Attention, il peut être frustrant d’être tiré de l’état de transe ! ­Rappelez-vous la dernière fois où vous étiez « dans la lune » : votre ­bien-être, le sentiment qu’il n’y avait plus de charges sur vos épaules, le fait que vous ne ressentiez plus ce point de douleur au milieu du dos, etc. Maintenant, imaginez demander à votre chérubin, qui est un être de plaisir et qui est complètement absorbé par son jeu, d’arrêter son activité pour partir à la garderie. Cette demande pourrait susciter une certaine colère, voire une frustration qui l’amènera à refuser toute collaboration, à faire la sourde oreille et même à manifester sa colère par une crise phénoménale et incompréhensible pour l’adulte que nous sommes devenu. Mais, ­saviez-vous que vous pourriez utiliser un langage hypnotique, qui favoriserait la collaboration de votre enfant ? ­Absolument ! ­Grâce à ce qu’on appelle en hypnose le « ­yes-set ». Il vous suffit d’obtenir plusieurs « oui » (au moins cinq) l’un à la suite de l’autre ; ensuite, il ne vous reste qu’à formuler votre demande pour voir votre enfant obéir.

Voici un exemple.

1. Tu as bien mangé, mon chéri (= oui), maintenant tu peux sortir de table.
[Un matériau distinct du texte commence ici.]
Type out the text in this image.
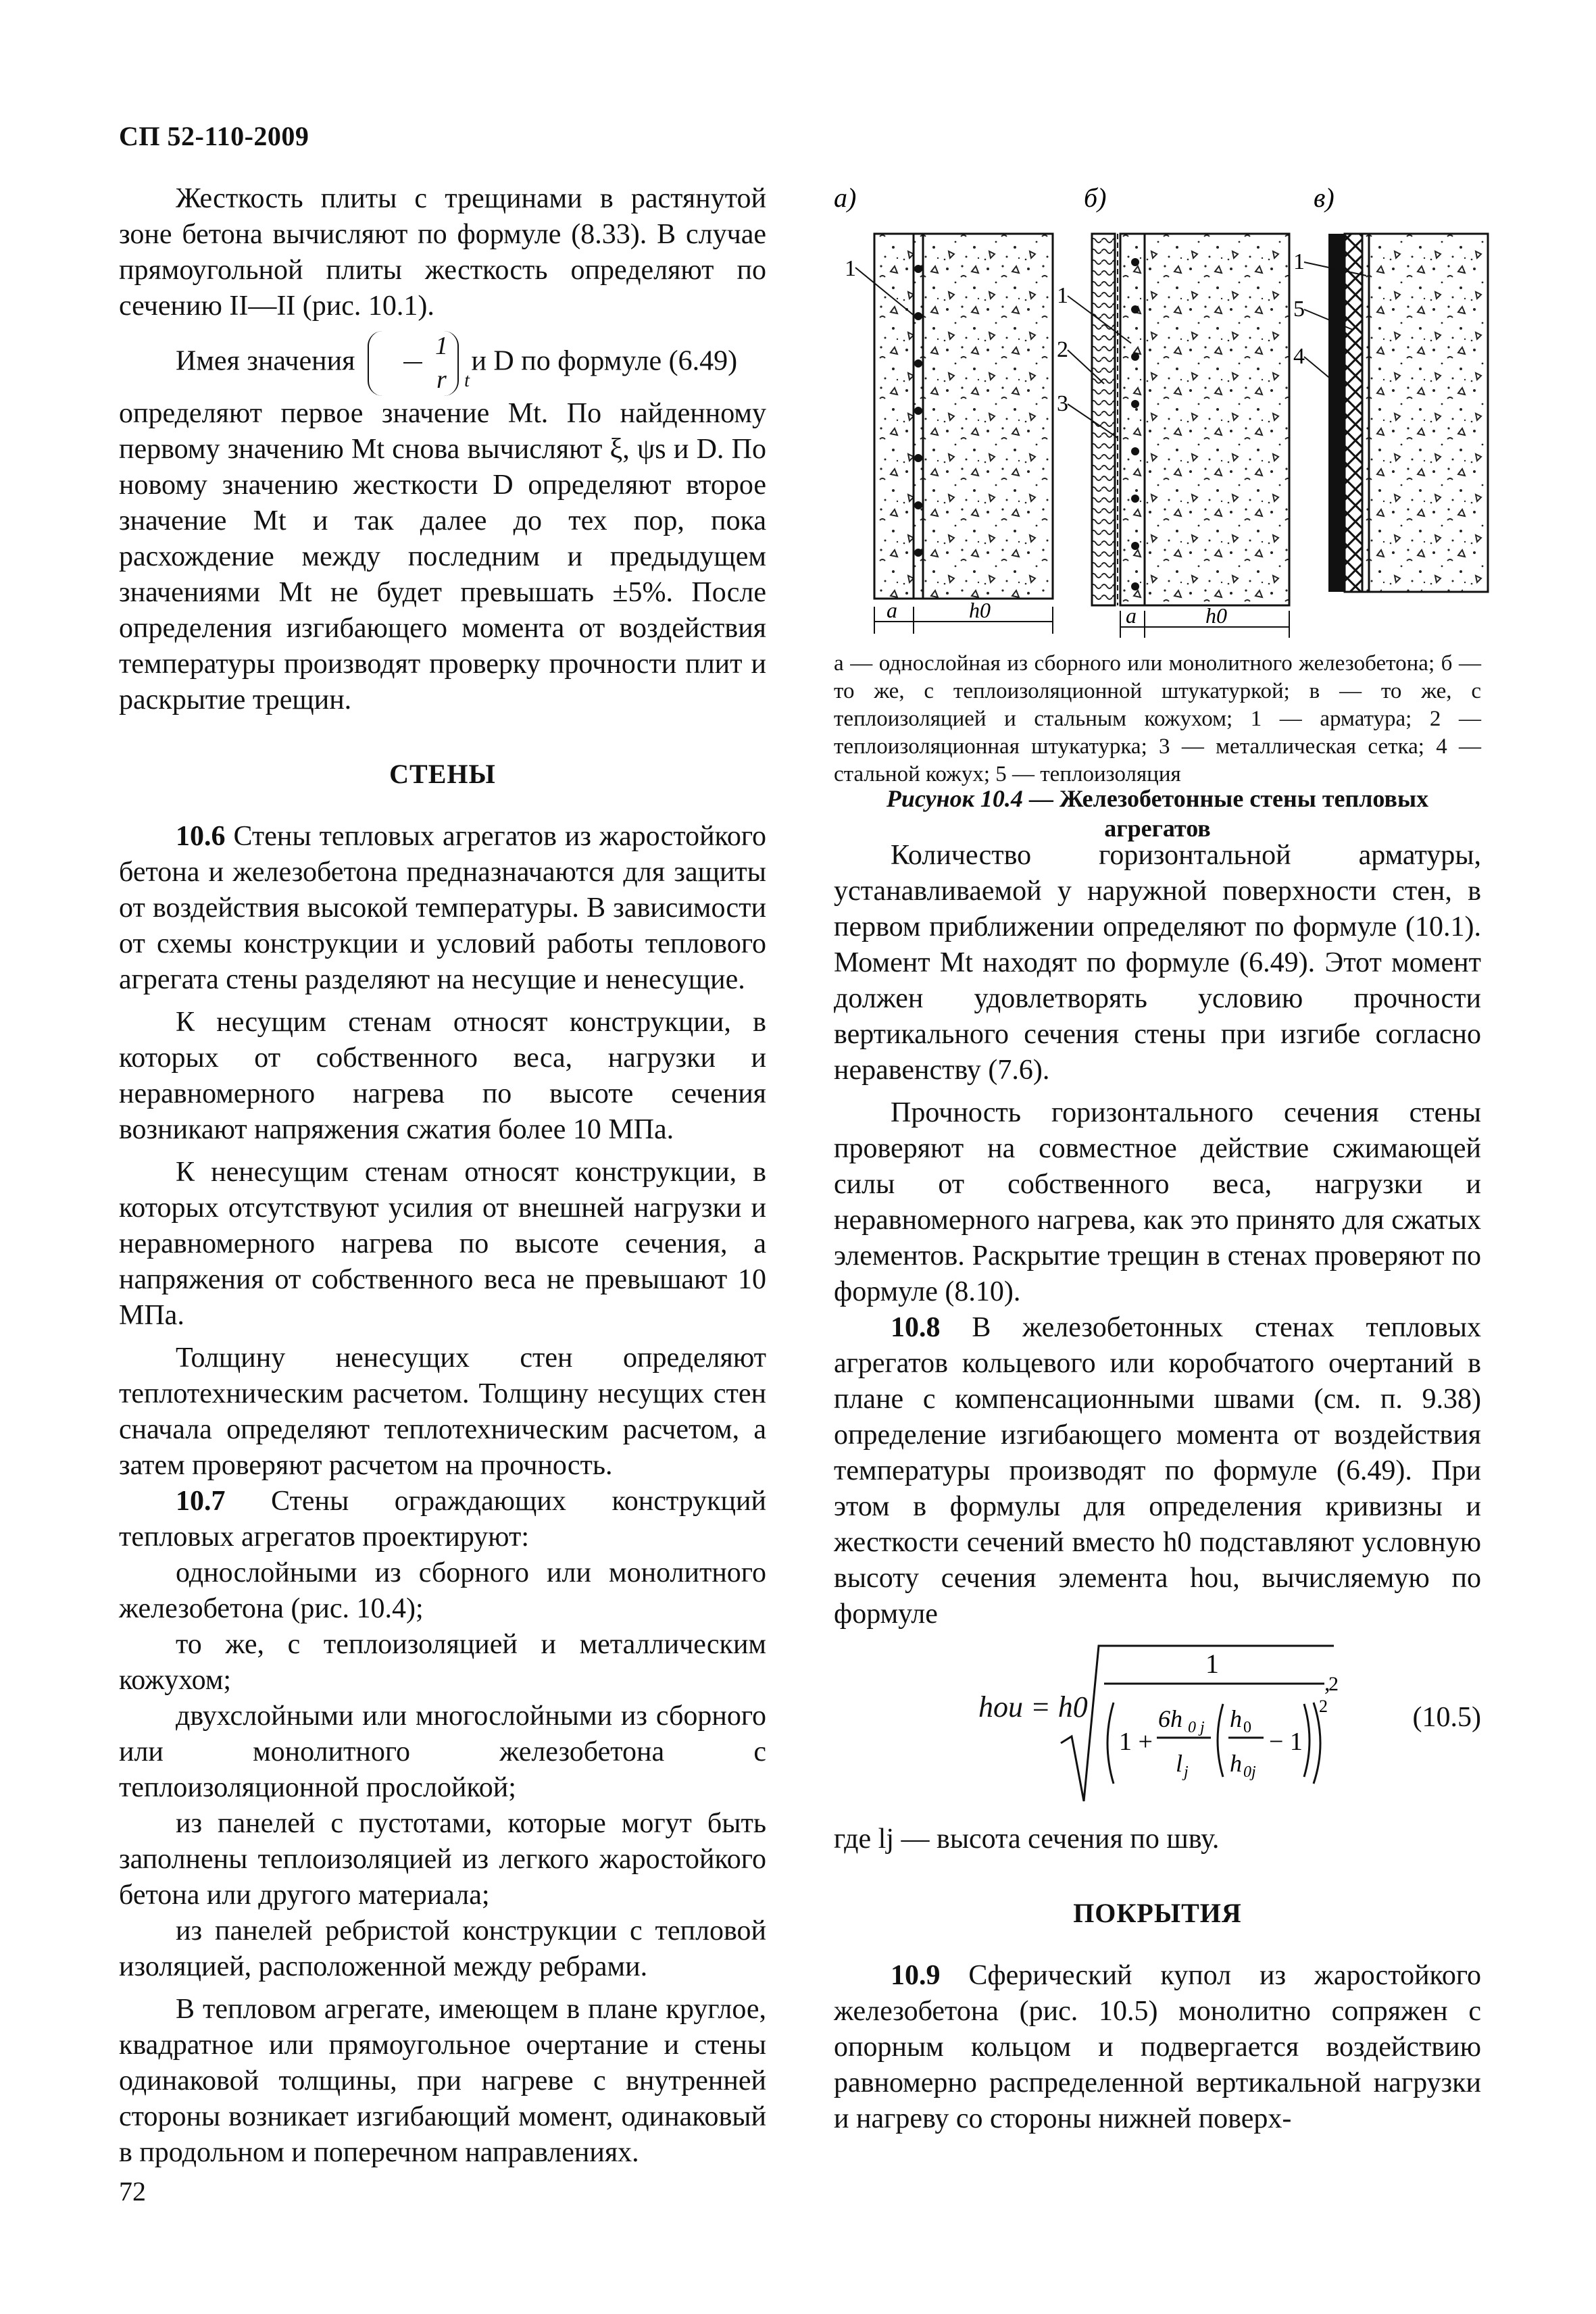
СП 52-110-2009

Жесткость плиты с трещинами в растянутой зоне бетона вычисляют по формуле (8.33). В случае прямоугольной плиты жесткость определяют по сечению II—II (рис. 10.1).

Имея значения	1
r t
и D по формуле (6.49)

определяют первое значение Mt. По найденному первому значению Mt снова вычисляют ξ, ψs и D. По новому значению жесткости D определяют второе значение Mt и так далее до тех пор, пока расхождение между последним и предыдущем значениями Mt не будет превышать ±5%. После определения изгибающего момента от воздействия температуры производят проверку прочности плит и раскрытие трещин.

СТЕНЫ

10.6 Стены тепловых агрегатов из жаростойкого бетона и железобетона предназначаются для защиты от воздействия высокой температуры. В зависимости от схемы конструкции и условий работы теплового агрегата стены разделяют на несущие и ненесущие.

К несущим стенам относят конструкции, в которых от собственного веса, нагрузки и неравномерного нагрева по высоте сечения возникают напряжения сжатия более 10 МПа.

К ненесущим стенам относят конструкции, в которых отсутствуют усилия от внешней нагрузки и неравномерного нагрева по высоте сечения, а напряжения от собственного веса не превышают 10 МПа.

Толщину ненесущих стен определяют теплотехническим расчетом. Толщину несущих стен сначала определяют теплотехническим расчетом, а затем проверяют расчетом на прочность.

10.7 Стены ограждающих конструкций тепловых агрегатов проектируют:

однослойными из сборного или монолитного железобетона (рис. 10.4);

то же, с теплоизоляцией и металлическим кожухом;

двухслойными или многослойными из сборного или монолитного железобетона с теплоизоляционной прослойкой;

из панелей с пустотами, которые могут быть заполнены теплоизоляцией из легкого жаростойкого бетона или другого материала;

из панелей ребристой конструкции с тепловой изоляцией, расположенной между ребрами.

В тепловом агрегате, имеющем в плане круглое, квадратное или прямоугольное очертание и стены одинаковой толщины, при нагреве с внутренней стороны возникает изгибающий момент, одинаковый в продольном и поперечном направлениях.

а)
1
a	h0
б)
1
2
3
a	h0
в)
1
5
4
а — однослойная из сборного или монолитного железобетона; б — то же, с теплоизоляционной штукатуркой; в — то же, с теплоизоляцией и стальным кожухом; 1 — арматура; 2 — теплоизоляционная штукатурка; 3 — металлическая сетка; 4 — стальной кожух; 5 — теплоизоляция
Рисунок 10.4 — Железобетонные стены тепловых агрегатов

Количество горизонтальной арматуры, устанавливаемой у наружной поверхности стен, в первом приближении определяют по формуле (10.1). Момент Mt находят по формуле (6.49). Этот момент должен удовлетворять условию прочности вертикального сечения стены при изгибе согласно неравенству (7.6).

Прочность горизонтального сечения стены проверяют на совместное действие сжимающей силы от собственного веса, нагрузки и неравномерного нагрева, как это принято для сжатых элементов. Раскрытие трещин в стенах проверяют по формуле (8.10).

10.8 В железобетонных стенах тепловых агрегатов кольцевого или коробчатого очертаний в плане с компенсационными швами (см. п. 9.38) определение изгибающего момента от воздействия температуры производят по формуле (6.49). При этом в формулы для определения кривизны и жесткости сечений вместо h0 подставляют условную высоту сечения элемента hou, вычисляемую по формуле

hou = h0
1
2
,
1 +
6h 0 j
l j
h 0
h 0j
− 1
2	(10.5)

где lj — высота сечения по шву.

ПОКРЫТИЯ

10.9 Сферический купол из жаростойкого железобетона (рис. 10.5) монолитно сопряжен с опорным кольцом и подвергается воздействию равномерно распределенной вертикальной нагрузки и нагреву со стороны нижней поверх-

72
L’enfant quitte la table ? (= oui) ;
2. Tu es déjà habillé ? (= oui) ;
3. Tu joues avec ton nouveau camion rouge, j’imagine ? (= oui) ;
4. Je sais que tu es très content qu’on te l’ait acheté. (= oui) ;
5. Tu pourras l’apporter dans la voiture pour aller à la garderie. (= oui) ;
6. Maintenant, mets ton manteau et tes bottes, nous partons !
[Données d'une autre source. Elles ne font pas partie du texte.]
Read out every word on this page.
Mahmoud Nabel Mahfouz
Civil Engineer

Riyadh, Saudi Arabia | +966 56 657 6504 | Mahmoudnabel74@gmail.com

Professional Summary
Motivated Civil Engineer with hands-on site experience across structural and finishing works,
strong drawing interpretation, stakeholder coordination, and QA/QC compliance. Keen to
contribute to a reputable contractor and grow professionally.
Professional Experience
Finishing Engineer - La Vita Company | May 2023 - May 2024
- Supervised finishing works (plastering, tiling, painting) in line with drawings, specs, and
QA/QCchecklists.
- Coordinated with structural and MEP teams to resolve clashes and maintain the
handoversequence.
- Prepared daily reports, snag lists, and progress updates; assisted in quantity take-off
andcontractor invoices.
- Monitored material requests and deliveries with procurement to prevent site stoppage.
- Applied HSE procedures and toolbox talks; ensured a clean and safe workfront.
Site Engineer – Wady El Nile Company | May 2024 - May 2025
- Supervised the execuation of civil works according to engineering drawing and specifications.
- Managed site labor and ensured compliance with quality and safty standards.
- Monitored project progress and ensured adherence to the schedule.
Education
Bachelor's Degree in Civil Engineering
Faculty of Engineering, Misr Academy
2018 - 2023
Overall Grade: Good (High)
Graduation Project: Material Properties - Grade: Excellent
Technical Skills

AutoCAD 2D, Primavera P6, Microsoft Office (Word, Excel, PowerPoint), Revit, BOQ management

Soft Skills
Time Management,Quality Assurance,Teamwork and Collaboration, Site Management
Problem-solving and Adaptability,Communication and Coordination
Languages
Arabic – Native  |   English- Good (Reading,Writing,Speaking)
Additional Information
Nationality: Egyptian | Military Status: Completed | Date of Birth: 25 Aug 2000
Vous ne devez obtenir aucun « non » entre les « oui », sinon vous devrez recommencer. ­Essayez-le, vous verrez à quel point c’est facile ! ­Je ne suis pas en train de vous dire que l’hypnose est une baguette magique (même si elle en crée chez chacun de nous) et que, grâce à quelques séances, vous aurez reprogrammé la ­carte-mère de votre enfant pour l’enfant modèle que vous auriez aimé mettre au monde. Mais, je dois tout de même vous confier qu’à la maison, les départs du matin ont radicalement changé ! ­Terminé les phrases stériles et sans impact ! ­Ma communication est enrichie, je respecte les besoins de mon enfant tout en l’outillant à mieux répondre aux exigences du quotidien.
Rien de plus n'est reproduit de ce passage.